Question

http://imgur.com/RPAkgxB
#4. I've tried plotting points and I just get a straight line. Not sure if that's right or not.

Here are what I think the transformations are: Right 1, stretch of 3, up 1

Answer 1

Were you able to figure out the domain and range of the transformed graph?

Answer 2

can someone help me i realy need help

Answer 3

No I can't find out the domain or range because none of the points I've plotted correspond to it

Answer 4

What is the left most point on the given graph?

Answer 5

(-1, 1)

Answer 6

yes, so the left half of the domain of the original function starts with x = -1

the question is: which x value, when plugged into (1/3)*(x-1), gives a result of -1?

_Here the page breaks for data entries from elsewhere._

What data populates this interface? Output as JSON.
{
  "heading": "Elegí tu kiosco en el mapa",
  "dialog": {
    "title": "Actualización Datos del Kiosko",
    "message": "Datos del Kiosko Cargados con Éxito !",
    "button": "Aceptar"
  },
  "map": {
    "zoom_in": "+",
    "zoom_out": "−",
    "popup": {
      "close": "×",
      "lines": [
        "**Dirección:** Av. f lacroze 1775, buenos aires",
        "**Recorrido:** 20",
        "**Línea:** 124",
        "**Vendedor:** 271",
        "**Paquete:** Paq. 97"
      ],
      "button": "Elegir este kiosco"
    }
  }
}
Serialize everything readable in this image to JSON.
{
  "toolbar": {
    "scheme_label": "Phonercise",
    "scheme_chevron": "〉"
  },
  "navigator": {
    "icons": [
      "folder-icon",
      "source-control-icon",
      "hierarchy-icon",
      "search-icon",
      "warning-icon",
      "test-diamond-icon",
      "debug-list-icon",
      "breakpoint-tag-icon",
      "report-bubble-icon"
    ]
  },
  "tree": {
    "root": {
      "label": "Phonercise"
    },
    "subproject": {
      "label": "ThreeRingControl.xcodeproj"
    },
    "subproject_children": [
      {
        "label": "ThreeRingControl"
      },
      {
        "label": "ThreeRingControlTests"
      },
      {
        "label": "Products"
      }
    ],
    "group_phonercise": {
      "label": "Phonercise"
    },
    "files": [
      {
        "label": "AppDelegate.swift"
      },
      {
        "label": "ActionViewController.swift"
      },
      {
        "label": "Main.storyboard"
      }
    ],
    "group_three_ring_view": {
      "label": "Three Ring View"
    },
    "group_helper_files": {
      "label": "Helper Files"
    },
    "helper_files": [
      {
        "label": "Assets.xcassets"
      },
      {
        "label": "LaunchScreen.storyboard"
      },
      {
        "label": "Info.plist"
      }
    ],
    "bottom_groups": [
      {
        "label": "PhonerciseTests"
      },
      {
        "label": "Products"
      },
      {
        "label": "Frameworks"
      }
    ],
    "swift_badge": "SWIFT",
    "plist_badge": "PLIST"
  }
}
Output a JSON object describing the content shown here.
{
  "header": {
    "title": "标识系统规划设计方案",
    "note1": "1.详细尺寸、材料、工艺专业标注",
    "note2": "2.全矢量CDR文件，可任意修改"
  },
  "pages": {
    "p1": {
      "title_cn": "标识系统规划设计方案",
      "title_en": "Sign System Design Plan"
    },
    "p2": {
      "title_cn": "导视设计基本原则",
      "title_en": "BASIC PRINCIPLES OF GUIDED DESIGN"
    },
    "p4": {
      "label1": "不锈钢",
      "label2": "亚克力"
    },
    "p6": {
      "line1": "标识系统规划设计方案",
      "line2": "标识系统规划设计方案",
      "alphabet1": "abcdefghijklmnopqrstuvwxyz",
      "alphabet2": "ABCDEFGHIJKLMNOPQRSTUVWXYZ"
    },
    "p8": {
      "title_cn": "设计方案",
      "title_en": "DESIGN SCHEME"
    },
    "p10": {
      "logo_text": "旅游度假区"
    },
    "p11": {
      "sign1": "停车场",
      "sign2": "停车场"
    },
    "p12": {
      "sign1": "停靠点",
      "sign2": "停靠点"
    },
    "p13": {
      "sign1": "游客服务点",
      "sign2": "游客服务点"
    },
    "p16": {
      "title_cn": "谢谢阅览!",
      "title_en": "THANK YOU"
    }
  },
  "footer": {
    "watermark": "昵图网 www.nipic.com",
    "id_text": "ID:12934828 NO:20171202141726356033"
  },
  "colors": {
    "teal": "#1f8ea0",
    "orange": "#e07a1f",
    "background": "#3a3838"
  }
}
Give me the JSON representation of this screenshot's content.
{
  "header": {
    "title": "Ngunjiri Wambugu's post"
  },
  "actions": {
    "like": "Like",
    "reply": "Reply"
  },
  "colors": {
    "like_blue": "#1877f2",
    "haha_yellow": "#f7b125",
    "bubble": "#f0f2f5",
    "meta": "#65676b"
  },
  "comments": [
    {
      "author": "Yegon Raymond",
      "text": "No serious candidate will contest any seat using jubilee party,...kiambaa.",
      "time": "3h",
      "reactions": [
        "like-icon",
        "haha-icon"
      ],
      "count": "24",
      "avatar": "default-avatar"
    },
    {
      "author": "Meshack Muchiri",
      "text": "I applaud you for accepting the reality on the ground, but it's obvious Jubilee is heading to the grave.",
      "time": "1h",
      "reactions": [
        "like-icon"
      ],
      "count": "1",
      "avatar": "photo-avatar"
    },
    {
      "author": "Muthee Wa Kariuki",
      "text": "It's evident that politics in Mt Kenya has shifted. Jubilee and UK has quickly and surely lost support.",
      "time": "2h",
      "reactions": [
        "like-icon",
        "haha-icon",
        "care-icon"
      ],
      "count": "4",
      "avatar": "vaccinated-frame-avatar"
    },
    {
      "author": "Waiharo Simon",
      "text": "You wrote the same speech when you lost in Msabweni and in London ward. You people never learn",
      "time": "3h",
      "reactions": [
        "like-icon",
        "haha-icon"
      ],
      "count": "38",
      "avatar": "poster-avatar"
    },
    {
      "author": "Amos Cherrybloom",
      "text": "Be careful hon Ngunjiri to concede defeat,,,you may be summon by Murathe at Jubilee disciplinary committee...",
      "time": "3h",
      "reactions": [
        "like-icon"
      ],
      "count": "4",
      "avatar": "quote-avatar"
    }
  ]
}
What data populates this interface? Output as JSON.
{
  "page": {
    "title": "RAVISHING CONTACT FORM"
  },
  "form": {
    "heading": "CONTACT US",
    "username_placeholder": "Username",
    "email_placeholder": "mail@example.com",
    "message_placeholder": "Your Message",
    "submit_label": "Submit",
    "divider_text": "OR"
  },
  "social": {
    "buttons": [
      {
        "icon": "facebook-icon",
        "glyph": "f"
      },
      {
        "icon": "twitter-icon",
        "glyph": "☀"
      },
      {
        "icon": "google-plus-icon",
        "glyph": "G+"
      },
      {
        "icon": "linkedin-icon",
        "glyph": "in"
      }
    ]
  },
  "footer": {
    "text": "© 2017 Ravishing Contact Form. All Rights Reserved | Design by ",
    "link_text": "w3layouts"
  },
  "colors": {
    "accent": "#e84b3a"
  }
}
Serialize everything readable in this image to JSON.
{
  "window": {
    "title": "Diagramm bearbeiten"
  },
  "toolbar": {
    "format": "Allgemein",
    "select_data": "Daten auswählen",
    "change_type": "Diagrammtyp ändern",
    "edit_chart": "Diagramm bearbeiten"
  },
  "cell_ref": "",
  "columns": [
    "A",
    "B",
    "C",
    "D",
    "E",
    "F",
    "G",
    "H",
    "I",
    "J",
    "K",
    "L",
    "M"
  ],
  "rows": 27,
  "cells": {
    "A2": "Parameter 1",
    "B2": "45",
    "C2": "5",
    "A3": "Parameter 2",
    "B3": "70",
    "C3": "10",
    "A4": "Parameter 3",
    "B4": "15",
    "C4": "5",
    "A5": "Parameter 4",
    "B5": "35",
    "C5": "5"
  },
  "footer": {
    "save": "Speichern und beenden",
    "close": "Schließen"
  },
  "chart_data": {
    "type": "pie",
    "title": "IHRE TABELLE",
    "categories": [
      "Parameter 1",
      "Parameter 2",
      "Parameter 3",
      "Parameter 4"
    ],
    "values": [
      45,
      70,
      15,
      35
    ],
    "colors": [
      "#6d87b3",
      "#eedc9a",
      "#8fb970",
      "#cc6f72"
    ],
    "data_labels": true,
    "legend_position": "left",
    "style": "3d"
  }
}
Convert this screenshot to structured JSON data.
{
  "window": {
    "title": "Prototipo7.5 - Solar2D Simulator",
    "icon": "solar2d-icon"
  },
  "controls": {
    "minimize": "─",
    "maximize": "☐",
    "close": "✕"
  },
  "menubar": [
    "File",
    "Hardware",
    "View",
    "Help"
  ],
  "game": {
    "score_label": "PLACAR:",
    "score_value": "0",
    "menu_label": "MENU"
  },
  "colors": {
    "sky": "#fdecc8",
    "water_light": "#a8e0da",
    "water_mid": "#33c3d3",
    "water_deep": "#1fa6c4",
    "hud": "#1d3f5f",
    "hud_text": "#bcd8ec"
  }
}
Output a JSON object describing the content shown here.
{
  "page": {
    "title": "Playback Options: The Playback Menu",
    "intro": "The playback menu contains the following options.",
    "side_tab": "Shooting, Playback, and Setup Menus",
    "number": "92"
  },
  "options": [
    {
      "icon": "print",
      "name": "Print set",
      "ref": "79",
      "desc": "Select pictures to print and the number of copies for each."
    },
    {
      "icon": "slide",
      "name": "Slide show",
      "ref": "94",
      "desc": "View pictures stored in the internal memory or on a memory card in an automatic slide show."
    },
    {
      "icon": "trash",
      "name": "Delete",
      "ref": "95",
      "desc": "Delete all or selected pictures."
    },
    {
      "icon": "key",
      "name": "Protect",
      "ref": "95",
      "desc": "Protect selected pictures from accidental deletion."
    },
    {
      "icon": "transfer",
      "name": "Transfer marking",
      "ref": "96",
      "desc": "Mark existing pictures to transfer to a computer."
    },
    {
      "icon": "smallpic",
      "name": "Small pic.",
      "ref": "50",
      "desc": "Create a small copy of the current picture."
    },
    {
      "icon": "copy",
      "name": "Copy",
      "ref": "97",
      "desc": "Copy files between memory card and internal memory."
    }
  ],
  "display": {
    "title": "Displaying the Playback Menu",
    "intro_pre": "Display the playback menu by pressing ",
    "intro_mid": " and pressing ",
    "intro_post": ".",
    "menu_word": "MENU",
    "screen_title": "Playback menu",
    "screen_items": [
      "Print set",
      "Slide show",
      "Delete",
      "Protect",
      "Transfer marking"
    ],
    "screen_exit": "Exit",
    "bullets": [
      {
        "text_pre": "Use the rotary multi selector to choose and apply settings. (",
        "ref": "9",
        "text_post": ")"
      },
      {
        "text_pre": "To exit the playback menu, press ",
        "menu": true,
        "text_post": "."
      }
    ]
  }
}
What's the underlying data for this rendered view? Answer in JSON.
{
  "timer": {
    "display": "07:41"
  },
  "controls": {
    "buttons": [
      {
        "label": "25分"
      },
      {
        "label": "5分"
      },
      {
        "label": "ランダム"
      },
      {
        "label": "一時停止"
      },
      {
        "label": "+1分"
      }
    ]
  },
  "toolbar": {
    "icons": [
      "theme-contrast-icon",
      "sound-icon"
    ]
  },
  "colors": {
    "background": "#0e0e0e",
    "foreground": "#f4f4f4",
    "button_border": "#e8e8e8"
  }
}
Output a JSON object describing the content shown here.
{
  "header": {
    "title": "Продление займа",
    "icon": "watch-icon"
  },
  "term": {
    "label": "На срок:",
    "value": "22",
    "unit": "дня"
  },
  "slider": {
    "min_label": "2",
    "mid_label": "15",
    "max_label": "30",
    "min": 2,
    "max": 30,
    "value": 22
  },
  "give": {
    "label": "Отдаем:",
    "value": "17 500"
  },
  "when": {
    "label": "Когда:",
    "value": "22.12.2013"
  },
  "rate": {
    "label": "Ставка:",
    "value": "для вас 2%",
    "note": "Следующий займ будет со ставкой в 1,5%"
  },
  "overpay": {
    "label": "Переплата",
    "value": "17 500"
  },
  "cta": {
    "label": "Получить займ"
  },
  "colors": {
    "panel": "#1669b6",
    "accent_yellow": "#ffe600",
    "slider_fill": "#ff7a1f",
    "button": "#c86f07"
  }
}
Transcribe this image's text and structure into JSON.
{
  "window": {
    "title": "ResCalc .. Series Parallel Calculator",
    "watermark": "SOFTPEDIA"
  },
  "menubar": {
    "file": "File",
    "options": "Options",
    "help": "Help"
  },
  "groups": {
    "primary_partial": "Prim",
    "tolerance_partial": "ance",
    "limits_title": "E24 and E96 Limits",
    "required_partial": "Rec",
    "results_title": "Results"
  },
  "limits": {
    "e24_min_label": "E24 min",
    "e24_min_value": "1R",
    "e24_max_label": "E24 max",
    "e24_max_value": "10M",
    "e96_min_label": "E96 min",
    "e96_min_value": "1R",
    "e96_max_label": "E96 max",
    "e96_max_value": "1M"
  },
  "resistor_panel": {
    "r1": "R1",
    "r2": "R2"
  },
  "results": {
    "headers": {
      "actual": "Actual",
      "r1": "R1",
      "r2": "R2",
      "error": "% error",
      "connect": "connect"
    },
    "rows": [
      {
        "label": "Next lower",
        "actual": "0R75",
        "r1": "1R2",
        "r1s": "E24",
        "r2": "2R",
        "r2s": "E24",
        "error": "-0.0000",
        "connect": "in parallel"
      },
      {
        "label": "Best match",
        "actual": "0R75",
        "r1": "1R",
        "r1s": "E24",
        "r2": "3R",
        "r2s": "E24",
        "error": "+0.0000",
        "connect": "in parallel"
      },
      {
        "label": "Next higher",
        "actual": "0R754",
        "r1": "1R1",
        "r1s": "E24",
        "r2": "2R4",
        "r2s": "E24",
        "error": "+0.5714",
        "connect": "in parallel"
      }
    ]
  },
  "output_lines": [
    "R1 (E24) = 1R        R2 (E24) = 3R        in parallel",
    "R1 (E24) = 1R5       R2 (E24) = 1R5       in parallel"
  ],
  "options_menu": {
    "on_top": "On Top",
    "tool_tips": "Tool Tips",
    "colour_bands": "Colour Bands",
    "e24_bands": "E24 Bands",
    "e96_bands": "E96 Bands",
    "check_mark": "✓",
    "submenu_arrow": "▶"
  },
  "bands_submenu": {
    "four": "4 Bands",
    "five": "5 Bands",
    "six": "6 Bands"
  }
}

ie what is the solution to (1/3)*(x-1) = -1 ?

Answer 7

-2

Answer 8

good

Answer 9

this means that the left most part of the domain in the transformed function is x = -2

Answer 10

if you plugged in something smaller than -2 (say -3), then (1/3)*(x-1) produces a number that is smaller than -1 (which is outside the domain of f(x))

Answer 11

the goal is to stay in the domain of f(x) because we can't use x values that aren't defined for f(x)

Answer 12

does that make sense?

Answer 13

Not really. Why would x-values need to be defined for the original function when it's being transformed?

Answer 14

notice how we have f[ `(1/3)*(x-1)` ]

basically f[ T ] where T = (1/3)*(x-1)

Answer 15

is it possible to have f[ T ] when T is say, T = 5 ?

Answer 16

Oh, ok

Answer 17

I guess in a way, you have to think backwards

Answer 18

The lowest you can go is T = -1

So you solve for x in T = (1/3)*(x-1) and like you said, you'll get x = -2

So f[ (1/3)*(x-1) ] has the lower part of the domain be x = -2

Answer 19

My final answer is "a."

Answer 20

Hopefully I don't have to graph anything

Answer 21

You don't. They just want the domain and range of the transformed function.

Answer 22

Ok good